Former president Jimmy Carter said here today that President Reagan's support of the government of El Salvador was underwriting a regime that was "the most bloodthirsty in our hemisphere, perhaps in the world" and he accused the administration of taking "the leadership role" in trying to overthrow the Sandinista government in Nicaragua.
Carter said the Reagan administration is spending "enormous amounts of money" on the anti-Sandinista campaign, despite official denials and legal restraints imposed by Congress. He said the policy would encourage the Nicaraguan leaders to rely on Cuba and the Soviet Union as their only sources of support.
In a news conference, Carter, who is on a six-day private visit to Japan, also made his most extensive remarks to date on the briefing papers prepared for his 1980 debate with Reagan. He said that the papers "incorporated the very essence" of his presidential campaign and that illicit access to certain key materials by Reagan supporters would have greatly benefited his opponent's campaign.
He said the comprehensive papers contained "the issues that we had identified through secret polling and . . . our own awareness of the American political scene as being the most crucial and important," key portions of which were withheld from even top Carter campaign officials.
"Whether he Reagan had all this material I do not know," Carter said. "If he did, it was obviously of great benefit to him." But he stressed, "I am not prejudging what he had."
While guarded on the subject of the briefing papers, Carter was sharply critical of Reagan's handling of foreign policy. He made particular reference to Central America, where he said Reagan had sharply reversed Carter's own approach stressing human rights and democratic reforms.

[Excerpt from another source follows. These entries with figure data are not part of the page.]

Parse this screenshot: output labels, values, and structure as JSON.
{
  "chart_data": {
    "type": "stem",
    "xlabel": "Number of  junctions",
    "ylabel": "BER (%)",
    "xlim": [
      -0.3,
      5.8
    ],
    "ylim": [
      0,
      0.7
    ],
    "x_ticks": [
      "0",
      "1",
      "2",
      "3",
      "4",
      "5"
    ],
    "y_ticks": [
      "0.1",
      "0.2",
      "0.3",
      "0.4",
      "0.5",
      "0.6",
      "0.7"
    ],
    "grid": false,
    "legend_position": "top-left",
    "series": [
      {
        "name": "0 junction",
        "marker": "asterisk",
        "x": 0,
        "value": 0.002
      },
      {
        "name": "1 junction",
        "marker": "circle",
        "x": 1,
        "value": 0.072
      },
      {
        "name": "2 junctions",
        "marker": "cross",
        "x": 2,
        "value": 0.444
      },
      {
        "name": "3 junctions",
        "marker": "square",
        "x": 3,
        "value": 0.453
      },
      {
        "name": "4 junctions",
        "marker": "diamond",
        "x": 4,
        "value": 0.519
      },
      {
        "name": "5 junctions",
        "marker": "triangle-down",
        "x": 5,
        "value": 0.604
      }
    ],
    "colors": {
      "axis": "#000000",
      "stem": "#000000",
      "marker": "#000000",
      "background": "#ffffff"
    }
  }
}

Blaming the Salvadoran government for the deaths of 30,000 to 35,000 of its own people, Carter said that his administration's policy had been to back democratic factions in Latin America, while allowing the region's democracies to mediate conflicts.
In response to criticism of its strong military backing of El Salvador's provisional government, the Reagan administration at times has argued that its policy is a continuation of Carter's strategy of combining military assistance with pressure for reforms there.
"President Carter did not hesitate. He authorized arms and munitions to El Salvador," Reagan said in an April speech apparently referring to Carter's decision to send $5 million in emergency military supplies there three days before he left office.
That decision, in response to a major guerrilla offensive, came six weeks after Carter had suspended all military aid to El Salvador following the alleged involvement of Salvadoran soldiers in the slayings of four American churchwomen working in the country.
Carter blamed Reagan's "unprecedented radical departure" in foreign policy, including a recently agreed-upon increase in U.S. arms sales to Taiwan, for creating "a great deal of doubt" among the leadership in China about the true intentions of U.S. policy on that country. He said, however, that Reagan was "at least now making some overtures toward correcting the early damage to U.S.-China relationships."
Carter said it would not be appropriate for him to anticipate the results of investigations by the Justice Department and a congressional committee into the Reagan campaign's possession of Carter documents. He indicated, however, that he believes that more than one of his staffers was involved in leaking the information.
He said the debate briefing materials were "tightly held within a few people in the White House itself." He added that "there were no copies of this material ever made available to our campaign headquarters."
In addition, he noted, Richard V. Allen, President Reagan's former national security adviser, has said that other material came "directly from the National Security Council" in the Carter White House.
From this and descriptions of the papers that have been turned over to the press and the Justice Department, Carter said, it was obvious to him that "there were a whole series of losses of papers from the White House, not just one batch."
But Carter stressed that he was trying to be "as unsubstantive as possible" in responding to questions about the matter today because he did not know just what materials had actually reached Reagan and what use was made of it.
"I don't know anything about it as far as who took the materials, how many times they were taken, how many people were involved," he said. "I don't know who received the materials, I don't know how much benefit was derived by the Reagan campaign from the material. The only thing I know about is what I've learned from the news media itself."
Carter said he was surprised at the "longtime involvement" of some leading members of the American press who had knowledge of the incident, but failed to make "any revelation to the public."
Asked about the apparently more prominent role of spying in political campaigns in recent years, Carter said, "I don't think it's proper for a campaign to pilfer documents of this kind . . . . It's not a normal or accepted policy in the political society of our nation. I think examples of this in the past to be quite rare."